Os bancos estão enfrentando a transformação digital e as diversas crises e movimentos de mercado com solidez, reputação, credibilidade, imensa capacidade competitiva e de inovação. Ao lado do segmento de bancos, o ponto fora da curva, fica por conta da impressionante recorrência da Whirlpool, notável pela força inovativa e proposta de valor.
Também é importante ressaltar a presença das empresas de bens de consumo como constantes. Da mesma forma, o MVP já aponta que as empresas de serviços digitais, Google, Netflix, 99 e outras à frente, serão as protagonistas no futuro próximo, trazendo um novo panorama para fustigar empresas tradicionais.
As empresas que se destacam no MVP são aquelas que se dedicam a gerar valor, mais do que simplesmente registrar números charmosos em seu balanço. A grande aventura corporativa do mercado brasileiro passa justamente pela reconfiguração do que significa entregar resultados e crescer de modo sustentado em um mercado machucado pela recessão e por crises derivadas de relações indecentes entre governos e empresas.
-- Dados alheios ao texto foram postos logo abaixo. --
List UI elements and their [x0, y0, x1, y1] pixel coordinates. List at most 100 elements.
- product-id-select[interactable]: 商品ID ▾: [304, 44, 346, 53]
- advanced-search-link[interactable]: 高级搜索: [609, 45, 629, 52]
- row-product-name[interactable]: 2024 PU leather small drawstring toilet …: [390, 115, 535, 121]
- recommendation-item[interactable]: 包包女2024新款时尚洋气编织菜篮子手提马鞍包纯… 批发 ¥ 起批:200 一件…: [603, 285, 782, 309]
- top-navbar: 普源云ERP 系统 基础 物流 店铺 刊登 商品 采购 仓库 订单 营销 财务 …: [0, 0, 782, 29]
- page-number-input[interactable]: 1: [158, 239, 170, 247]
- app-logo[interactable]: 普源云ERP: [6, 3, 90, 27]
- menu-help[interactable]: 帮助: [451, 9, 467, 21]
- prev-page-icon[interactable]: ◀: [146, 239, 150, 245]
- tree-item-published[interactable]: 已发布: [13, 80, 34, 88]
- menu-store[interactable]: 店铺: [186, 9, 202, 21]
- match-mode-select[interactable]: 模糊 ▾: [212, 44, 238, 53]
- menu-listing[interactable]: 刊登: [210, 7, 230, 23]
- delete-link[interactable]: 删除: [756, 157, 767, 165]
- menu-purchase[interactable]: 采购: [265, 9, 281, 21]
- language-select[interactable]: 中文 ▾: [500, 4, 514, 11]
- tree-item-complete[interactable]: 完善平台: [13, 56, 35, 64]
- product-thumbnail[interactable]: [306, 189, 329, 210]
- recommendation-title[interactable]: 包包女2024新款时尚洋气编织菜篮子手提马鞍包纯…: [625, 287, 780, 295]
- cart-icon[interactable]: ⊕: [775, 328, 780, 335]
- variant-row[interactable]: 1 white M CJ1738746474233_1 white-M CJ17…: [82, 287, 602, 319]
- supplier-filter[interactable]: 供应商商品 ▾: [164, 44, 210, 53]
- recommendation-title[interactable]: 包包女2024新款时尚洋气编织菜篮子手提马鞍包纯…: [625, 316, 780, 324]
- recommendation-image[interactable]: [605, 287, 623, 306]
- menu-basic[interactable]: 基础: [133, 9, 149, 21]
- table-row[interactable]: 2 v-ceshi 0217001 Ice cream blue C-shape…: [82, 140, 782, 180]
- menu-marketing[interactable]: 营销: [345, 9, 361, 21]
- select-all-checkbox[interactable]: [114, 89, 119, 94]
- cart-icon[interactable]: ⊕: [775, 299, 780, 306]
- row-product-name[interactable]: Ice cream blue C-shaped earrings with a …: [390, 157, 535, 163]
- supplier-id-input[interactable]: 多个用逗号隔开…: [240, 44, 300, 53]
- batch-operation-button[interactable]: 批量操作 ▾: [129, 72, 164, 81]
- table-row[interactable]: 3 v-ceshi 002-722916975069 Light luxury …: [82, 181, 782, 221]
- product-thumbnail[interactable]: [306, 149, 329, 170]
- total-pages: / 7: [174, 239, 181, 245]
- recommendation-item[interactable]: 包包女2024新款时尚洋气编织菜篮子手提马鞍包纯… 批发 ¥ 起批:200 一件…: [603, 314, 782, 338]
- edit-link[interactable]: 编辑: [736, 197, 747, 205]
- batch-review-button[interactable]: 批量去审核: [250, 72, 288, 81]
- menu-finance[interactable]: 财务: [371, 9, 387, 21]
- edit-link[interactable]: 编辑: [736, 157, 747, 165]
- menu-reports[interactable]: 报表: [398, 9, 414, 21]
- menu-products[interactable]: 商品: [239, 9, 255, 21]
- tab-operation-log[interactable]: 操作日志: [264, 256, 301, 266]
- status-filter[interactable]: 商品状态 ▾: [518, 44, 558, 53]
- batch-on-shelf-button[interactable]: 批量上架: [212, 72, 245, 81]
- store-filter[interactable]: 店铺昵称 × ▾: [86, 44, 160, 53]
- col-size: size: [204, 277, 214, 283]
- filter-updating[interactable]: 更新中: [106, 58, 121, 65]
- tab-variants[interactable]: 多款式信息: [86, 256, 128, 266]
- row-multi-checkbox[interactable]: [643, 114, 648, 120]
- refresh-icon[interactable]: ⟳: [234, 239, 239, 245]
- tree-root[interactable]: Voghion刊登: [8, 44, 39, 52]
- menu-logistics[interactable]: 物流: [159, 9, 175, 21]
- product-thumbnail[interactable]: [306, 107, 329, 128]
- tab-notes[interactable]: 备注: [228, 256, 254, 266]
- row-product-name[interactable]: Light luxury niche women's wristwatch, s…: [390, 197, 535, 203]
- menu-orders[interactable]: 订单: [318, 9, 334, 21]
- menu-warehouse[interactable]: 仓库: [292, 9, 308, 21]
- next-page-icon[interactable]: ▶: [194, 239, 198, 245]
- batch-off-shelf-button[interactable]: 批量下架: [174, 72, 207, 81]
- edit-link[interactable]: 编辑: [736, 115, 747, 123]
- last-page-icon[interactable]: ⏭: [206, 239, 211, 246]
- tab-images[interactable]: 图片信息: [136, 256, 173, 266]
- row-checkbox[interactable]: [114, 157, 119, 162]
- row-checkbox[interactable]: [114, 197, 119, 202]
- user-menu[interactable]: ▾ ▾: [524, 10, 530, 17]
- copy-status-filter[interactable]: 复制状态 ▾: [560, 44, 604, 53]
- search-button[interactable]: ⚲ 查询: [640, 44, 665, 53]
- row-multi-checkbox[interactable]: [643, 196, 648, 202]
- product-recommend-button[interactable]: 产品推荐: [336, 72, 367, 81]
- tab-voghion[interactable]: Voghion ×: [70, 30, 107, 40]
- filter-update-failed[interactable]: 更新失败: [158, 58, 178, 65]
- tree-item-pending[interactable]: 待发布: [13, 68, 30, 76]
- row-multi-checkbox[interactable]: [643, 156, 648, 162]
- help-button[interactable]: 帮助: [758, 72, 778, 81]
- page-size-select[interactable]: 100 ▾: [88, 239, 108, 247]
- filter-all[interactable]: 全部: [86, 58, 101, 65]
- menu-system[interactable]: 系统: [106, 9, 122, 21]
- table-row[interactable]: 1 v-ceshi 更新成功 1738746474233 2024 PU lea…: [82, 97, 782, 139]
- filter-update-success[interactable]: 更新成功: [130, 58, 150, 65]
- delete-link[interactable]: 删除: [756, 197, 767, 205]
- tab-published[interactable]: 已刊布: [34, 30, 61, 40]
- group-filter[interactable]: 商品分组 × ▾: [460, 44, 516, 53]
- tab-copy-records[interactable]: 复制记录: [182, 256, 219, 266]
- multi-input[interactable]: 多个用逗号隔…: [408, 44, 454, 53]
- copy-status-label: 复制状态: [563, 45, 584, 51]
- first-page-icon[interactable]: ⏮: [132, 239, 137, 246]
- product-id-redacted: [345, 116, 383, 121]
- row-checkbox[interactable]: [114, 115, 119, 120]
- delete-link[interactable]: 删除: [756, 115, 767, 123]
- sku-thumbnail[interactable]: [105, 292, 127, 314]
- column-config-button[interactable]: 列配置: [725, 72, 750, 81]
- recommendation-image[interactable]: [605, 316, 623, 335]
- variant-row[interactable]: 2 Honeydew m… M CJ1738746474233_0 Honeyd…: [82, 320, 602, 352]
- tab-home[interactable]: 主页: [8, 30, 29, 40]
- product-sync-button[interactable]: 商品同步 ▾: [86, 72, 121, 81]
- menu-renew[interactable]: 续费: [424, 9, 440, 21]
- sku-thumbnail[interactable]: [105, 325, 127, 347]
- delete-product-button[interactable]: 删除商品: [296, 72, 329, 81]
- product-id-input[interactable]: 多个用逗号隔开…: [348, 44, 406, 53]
Quanto mais nossas empresas se dedicarem a entregar valor para seus diversos públicos, mais avançado, justo, inovador e competente será o ambiente competitivo. Entender e absorver o conhecimento do estudo Mais Valor Produzido é olhar para muito além do azul do balanço e enxergar o horizonte no qual a gestão de uma empresa seja avaliada de forma mais madura, sistemática e coerente.